Looker created a modeling language called LookML to model data stored in a data store. As databases are now faster than they were when OLAP was created, Looker took the approach of connecting directly to the data store (Redshift, BigQuery, Snowflake, MySQL, etc) to query the data. The LookML model allows the user to interface with the data and then run the query to get results in a table or visualization.
That depends. I have some experience with BI solution (for example, we worked with Tableau), and it can operate is two main modes: It can execute the query against your server, or can collect the relevant data and store it on the user's machine (or on the server where the app installed). When working with large volumes, we used to make Tableau query the SQL Server itself, that's because our SQL Server machine is very strong compared to the other machines we had.
In any way, even if you store the data locally and want to "refresh" it, when it updates the data it needs to retrieve it from the database, which sometimes can also be an expensive operation (depends on how your data is built and organized).
You should also notice that you compare 2 different families of products: while Google BigQuery and Amazon's RedShift are actually database engines that used to store the data and also query it, most of the BI and reporting solutions are more concerend about querying the data and visualizing it and therefore (generally speaking) are less focused on having smart internal databases (at least from my experience).

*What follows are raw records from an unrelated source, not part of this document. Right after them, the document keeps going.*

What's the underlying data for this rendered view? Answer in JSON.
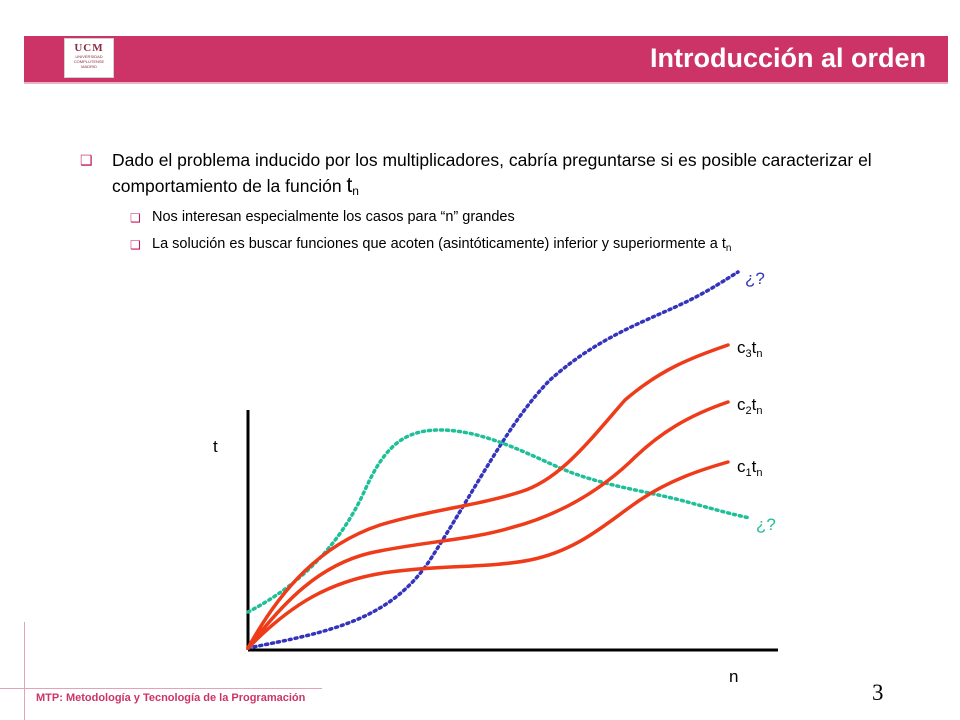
{
  "header": {
    "title": "Introducción al orden",
    "logo": {
      "name": "ucm-logo",
      "line1": "UCM",
      "line2": "UNIVERSIDAD",
      "line3": "COMPLUTENSE",
      "line4": "MADRID"
    }
  },
  "bullets": {
    "main": {
      "text": "Dado el problema inducido por los multiplicadores, cabría preguntarse si es posible caracterizar el comportamiento de la función ",
      "symbol": "t",
      "subscript": "n"
    },
    "sub1": {
      "text": "Nos interesan especialmente los casos para “n” grandes"
    },
    "sub2": {
      "text": "La solución es buscar funciones que acoten (asintóticamente) inferior y superiormente a t",
      "subscript": "n"
    }
  },
  "chart": {
    "x_axis_label": "n",
    "y_axis_label": "t",
    "curve_labels": {
      "c3": {
        "base": "c",
        "index": "3",
        "var": "t",
        "sub": "n"
      },
      "c2": {
        "base": "c",
        "index": "2",
        "var": "t",
        "sub": "n"
      },
      "c1": {
        "base": "c",
        "index": "1",
        "var": "t",
        "sub": "n"
      }
    },
    "upper_unknown": "¿?",
    "lower_unknown": "¿?",
    "colors": {
      "bounded_curves": "#ee3b1a",
      "upper_dotted": "#3333bb",
      "lower_dotted": "#1fbf99",
      "axes": "#000000"
    }
  },
  "footer": {
    "course": "MTP: Metodología y Tecnología de la Programación",
    "page_number": "3"
  },
  "colors": {
    "accent": "#cc3366",
    "bullet": "#c2185b"
  }
}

Is it correct in my understanding that we can build SSAS cubes sourcing from the transaction Systems? I meant the not the live but copy of the Live.
I'm trying to see if there is any scope to address few reporting needs without the need to build a traditional Data Warehouse and then build cubes on top of the data warehouse, instead build cubes to do Financial monthly aggregated reporting needs sourcing from backup copy of the Transaction systems.
Alternatively, if you have any better way to proceed please suggest.
Regards,
KK
You can create a set of views on top of you transactional system tables and then build your SSAS cubes ontop of those views. This would be less effort than creating a fully fledged datawarehouse.
I am a data warehouse developer (and therefore believe in cubes), but not every reporting solution warrants the cost of building a cube. If your short to medium term reporting requirements are fixed and you don't have users requiring data to be sliced differently each week, then a series of fixed reports may suffice.
You can create a series of SQL Server Reporting Services reports (or extract to Excel) either directly against your copied transactional data, or against a series of summarised tables that are created periodically. If you decide to utilise a series of pre-formatted reporting tables, try to create tables that cover multiple similar reports (rather than 1 monthly report table = 1 report) for ease of ongoing maintenance.
There are many other important aspects to this that you may need to consider first. Like how busy is the transaction system, what is the size of the data, concurrency and availability issues etc.
It is absolutely fine to have a copy of your live data and then build a report on the top of it. Bear in mind that the data you see in the report will not be the latest and there will be a latency factor depending on the frequency of your data pull.